We can express emotion or anxiety, we can say "I want to go home" after a bad experience, or we are tired and seek the solace of our own bed. That is clear and concise. With dementia, that faculty we know is not there, the means or capacity to structure a thought which runs its course, is not there. The damaged brain cannot relate to the undamaged brain, because it makes no sense. This is why so often, a request (in the Care Home) can bring about a totally contrary response. "Do you need the bathroom XX?" "Don't be silly! You know I don't do that!!" Or a chicken lunch is seen and believed to be a fish lunch - no matter how hard you strive to convince, which is usually a huge mistake. Fear and anxiety are very real companions in dementia. But, I have found personally, that even in quite difficult situations (agitation or aggression) the application of 'comfort' over and above say distraction or 'white lies', can prove worthwhile. Every single case is as different as every single individual who walks upon this Earth and with that extraordinary creation, which we term 'the brain', having been in some way compromised by a disease, the challenge in terms of 'communication' is immense --- but not hopeless. And that feeling of 'letting down' comes about due to the fact that you have no choice, but above all you cannot rectify the nature of a dementia which inhabits your loved one, your mother, and in so doing, 'owns' her in a particular way. Therein lies an enormous challenge. But as has been stated before and as has been seen many, many times before, a simple taking hold of a hand can convey much much more than a thousand words and it requires no explanation.
Thank you. I suppose I just just try to make it right even though I know it's futile and that fear is mums constant companion
 

Hazara8

Registered User
Apr 6, 2015
699
0
Thank you. I suppose I just just try to make it right even though I know it's futile and that fear is mums constant companion
They do say, that in dementia, the 'feelings' are there, but not the 'attachment'. I feel sad, or afraid, but am not sure why? So where capacity is absent, or reasoning, or this 'attachment', at least we can offer comfort with our presence. We cannot make sense on behalf of our loved one, nor reason with them as such, but by communicating a 'sense of safety' and validating what we hear, despite it being a 'fantasy', we offer something quite profound I feel.
 

totallyconfused

Registered User
Apr 18, 2016
435
0
Going through this at the moment. My mother wants to go home, wondering where her parents are, her siblings. Her brother calls regularly but she doesn't recognise him.

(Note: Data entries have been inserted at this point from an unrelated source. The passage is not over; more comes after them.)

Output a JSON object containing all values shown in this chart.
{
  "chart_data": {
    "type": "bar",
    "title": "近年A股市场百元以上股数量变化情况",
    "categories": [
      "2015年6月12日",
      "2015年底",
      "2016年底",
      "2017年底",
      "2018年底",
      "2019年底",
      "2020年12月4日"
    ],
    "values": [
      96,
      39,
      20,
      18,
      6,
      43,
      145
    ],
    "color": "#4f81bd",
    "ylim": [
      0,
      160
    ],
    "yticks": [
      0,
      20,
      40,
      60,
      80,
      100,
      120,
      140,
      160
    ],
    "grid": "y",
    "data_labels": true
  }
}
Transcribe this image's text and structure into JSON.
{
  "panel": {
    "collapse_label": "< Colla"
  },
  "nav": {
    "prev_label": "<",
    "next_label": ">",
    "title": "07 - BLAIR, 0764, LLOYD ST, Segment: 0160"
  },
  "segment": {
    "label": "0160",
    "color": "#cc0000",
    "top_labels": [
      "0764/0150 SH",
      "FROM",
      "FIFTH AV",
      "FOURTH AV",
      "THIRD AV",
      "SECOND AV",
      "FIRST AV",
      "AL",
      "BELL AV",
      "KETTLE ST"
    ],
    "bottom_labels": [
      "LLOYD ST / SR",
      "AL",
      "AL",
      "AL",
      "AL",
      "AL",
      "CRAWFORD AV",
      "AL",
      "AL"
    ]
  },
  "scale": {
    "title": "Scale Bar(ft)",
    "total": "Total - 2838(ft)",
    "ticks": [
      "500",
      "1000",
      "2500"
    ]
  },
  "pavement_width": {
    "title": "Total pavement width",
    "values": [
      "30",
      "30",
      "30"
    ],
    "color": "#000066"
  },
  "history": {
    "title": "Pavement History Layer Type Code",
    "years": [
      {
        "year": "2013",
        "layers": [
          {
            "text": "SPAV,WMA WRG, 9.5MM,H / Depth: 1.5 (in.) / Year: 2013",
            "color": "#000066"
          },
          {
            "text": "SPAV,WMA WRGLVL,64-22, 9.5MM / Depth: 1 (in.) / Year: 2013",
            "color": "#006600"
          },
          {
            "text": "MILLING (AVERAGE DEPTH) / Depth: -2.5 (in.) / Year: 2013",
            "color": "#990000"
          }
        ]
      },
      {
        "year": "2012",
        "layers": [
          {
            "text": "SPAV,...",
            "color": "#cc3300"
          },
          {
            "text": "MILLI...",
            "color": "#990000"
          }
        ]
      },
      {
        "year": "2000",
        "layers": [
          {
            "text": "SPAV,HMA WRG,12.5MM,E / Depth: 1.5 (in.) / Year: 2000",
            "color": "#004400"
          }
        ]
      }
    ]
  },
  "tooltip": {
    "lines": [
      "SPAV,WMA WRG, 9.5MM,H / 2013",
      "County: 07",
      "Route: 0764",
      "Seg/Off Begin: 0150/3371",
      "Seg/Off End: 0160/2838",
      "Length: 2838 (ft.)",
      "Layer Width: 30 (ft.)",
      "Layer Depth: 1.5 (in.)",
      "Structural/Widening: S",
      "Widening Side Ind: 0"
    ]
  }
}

We try and distract when she talks about her family but when she asks straight out are her parent dead then we answer honestly. 5 mins later she will think they are alive again.

We are going to have to stop with the history soon because its just not making any difference when she asks. It was funny though to see her burst out laughing when we said she was married to Jerry for 40 years and had 6 kids! She wasn't believing us.

She lives at home, where she has lived the last 23 years. My father doesn't seem to register with her anymore 9he died 2012)

We say we will visit her brother who lives in the childhood home but she was upset that she would have to come back to this house with us after. She is annoyed with her brother getting the house and that she will give out to her dad. She said no one told her. Her brother and wife moved in to look after their mother and got to keep the house then.

Im really questioning whether to bring her home. I think it might actually be too traumatic for her. Its so hard to know. It s also so hard to distract all the time when she is insistent with the questions and needing to know the answers.

Its a horrible disease and I really wish she didn't have to go through this.